Some may recall that the Center for Justice & Democracy's project, Americans for Insurance Reform (AIR), set up a toll-free insurance hotline on September 12, 2005 – days after Hurricane Katrina - to monitor a huge number of hurricane-related insurance complaints. Some of these cases ended up in an AIR report called The Insurance Industry’s Troubling Response To Hurricane Katrina, detailing “a significant pattern of callousness, unfairness, and generally inept performance by many companies. In some cases, insurers’ conduct worsened the suffering of policyholders, many of whom were left hungry and homeless by the hurricane.”

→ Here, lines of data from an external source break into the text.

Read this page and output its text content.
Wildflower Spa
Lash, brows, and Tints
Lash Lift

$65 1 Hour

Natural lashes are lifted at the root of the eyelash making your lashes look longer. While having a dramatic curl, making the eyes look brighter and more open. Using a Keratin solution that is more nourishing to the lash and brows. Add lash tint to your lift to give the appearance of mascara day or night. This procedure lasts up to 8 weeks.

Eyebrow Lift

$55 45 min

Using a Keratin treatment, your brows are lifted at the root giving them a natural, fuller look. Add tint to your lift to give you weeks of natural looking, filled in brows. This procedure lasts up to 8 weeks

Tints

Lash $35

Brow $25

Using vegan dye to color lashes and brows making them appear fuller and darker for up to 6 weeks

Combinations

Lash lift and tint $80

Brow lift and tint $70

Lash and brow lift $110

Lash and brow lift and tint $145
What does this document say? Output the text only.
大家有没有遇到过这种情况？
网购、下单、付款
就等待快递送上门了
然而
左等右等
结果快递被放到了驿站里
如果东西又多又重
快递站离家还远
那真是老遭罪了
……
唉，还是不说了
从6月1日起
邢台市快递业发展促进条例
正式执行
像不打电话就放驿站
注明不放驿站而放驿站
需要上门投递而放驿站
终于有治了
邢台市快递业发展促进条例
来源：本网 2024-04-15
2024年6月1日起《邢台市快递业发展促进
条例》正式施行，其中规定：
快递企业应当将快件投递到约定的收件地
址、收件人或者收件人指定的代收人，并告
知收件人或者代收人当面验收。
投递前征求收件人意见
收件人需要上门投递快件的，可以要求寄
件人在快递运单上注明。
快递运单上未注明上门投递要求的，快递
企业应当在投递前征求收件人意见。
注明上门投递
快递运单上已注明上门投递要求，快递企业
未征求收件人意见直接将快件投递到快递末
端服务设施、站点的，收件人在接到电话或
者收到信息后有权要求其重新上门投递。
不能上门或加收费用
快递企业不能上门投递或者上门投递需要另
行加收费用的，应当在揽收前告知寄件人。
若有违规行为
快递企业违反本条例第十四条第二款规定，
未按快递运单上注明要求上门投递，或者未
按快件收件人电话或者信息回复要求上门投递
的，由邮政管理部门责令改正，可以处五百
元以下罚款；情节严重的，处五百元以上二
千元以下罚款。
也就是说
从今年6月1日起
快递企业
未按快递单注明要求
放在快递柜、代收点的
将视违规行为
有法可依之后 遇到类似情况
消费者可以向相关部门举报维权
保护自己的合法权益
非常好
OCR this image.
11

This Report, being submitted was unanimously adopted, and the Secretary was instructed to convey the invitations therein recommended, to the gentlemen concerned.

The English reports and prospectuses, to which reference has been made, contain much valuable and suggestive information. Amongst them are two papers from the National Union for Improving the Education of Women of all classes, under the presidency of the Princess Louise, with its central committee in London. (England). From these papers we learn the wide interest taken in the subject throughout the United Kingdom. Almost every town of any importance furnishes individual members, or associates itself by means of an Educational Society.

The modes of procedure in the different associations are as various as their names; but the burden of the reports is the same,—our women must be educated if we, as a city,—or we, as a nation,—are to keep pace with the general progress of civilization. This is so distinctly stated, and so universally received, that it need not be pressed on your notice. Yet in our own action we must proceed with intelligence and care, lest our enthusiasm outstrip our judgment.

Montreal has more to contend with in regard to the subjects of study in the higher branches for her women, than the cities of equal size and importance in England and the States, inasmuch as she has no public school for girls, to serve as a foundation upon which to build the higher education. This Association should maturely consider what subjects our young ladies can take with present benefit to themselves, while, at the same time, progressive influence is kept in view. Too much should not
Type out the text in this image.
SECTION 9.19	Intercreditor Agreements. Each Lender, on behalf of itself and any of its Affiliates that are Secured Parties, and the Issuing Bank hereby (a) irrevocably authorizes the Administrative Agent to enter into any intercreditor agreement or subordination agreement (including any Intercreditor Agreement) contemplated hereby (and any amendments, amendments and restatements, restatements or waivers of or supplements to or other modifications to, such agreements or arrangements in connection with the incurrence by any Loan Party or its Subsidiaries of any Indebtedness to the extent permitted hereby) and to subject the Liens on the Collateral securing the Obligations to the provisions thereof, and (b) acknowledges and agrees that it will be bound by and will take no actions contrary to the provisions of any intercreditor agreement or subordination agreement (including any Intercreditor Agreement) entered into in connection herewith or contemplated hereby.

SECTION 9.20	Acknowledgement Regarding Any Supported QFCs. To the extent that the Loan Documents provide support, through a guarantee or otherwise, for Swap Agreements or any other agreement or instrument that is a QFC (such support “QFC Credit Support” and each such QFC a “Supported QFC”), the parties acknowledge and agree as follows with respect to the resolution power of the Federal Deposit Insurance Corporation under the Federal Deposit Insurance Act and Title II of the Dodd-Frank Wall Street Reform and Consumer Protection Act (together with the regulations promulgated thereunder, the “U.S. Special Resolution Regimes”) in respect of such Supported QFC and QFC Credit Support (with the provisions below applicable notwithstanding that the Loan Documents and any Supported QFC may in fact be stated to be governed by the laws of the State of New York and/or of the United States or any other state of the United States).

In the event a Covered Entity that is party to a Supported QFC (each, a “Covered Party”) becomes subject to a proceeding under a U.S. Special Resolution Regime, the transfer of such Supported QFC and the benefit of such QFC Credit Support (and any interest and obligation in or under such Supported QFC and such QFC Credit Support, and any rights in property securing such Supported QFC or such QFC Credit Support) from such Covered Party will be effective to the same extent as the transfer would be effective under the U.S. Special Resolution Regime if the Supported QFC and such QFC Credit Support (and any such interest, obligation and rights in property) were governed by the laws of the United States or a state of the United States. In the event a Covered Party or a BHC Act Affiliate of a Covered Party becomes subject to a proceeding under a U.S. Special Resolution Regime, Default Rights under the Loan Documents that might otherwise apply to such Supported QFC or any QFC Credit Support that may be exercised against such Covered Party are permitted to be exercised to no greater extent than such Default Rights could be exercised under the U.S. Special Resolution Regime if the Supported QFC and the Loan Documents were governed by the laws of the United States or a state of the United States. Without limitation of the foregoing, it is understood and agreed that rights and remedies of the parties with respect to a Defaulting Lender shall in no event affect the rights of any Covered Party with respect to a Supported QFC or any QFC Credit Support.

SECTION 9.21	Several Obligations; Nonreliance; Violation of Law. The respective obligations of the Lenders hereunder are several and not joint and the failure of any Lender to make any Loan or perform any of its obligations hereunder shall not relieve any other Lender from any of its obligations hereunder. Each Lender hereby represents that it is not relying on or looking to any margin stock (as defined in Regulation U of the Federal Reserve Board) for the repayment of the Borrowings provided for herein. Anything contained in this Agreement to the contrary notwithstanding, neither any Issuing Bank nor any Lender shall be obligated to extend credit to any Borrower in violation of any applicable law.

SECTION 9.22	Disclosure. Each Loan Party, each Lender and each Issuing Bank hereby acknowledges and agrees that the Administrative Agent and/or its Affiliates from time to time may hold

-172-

Well, the stories never got much better and it is now particularly painful to see new stories like these.
Like, in an absurdly unfair turn of events, courageous insurance-industry whistleblowers Cori and Kerri Rigsby, former Katrina insurance adjusters, were told they must page $65,000 to their former employer, E.A. Renfroe, which had sued them after their allegations of widespread fraud went public. One ABC News 20/20 segment “detailed the Rigsbys' claims that State Farm cheated many Mississippi policyholders whose homes were destroyed by Hurricane Katrina.” These women are heroes.
And here’s another. Remember that horrible class action bill that Congress passed in 2005? (Some background about class actions here.) Well, now this law is haunting - and hurting - Katrina victims.
Specifically, an anti-trust case against major insurance companies for price-fixing and low-balling hurricane Katrina and Rita claims, which was originally brought in state court because state laws were at issue, was thrown into federal court by the insurance companies - and apparently will now stay there thanks to the dumb federal class action law.
Will Gulf Coast policyholders ever get a break here?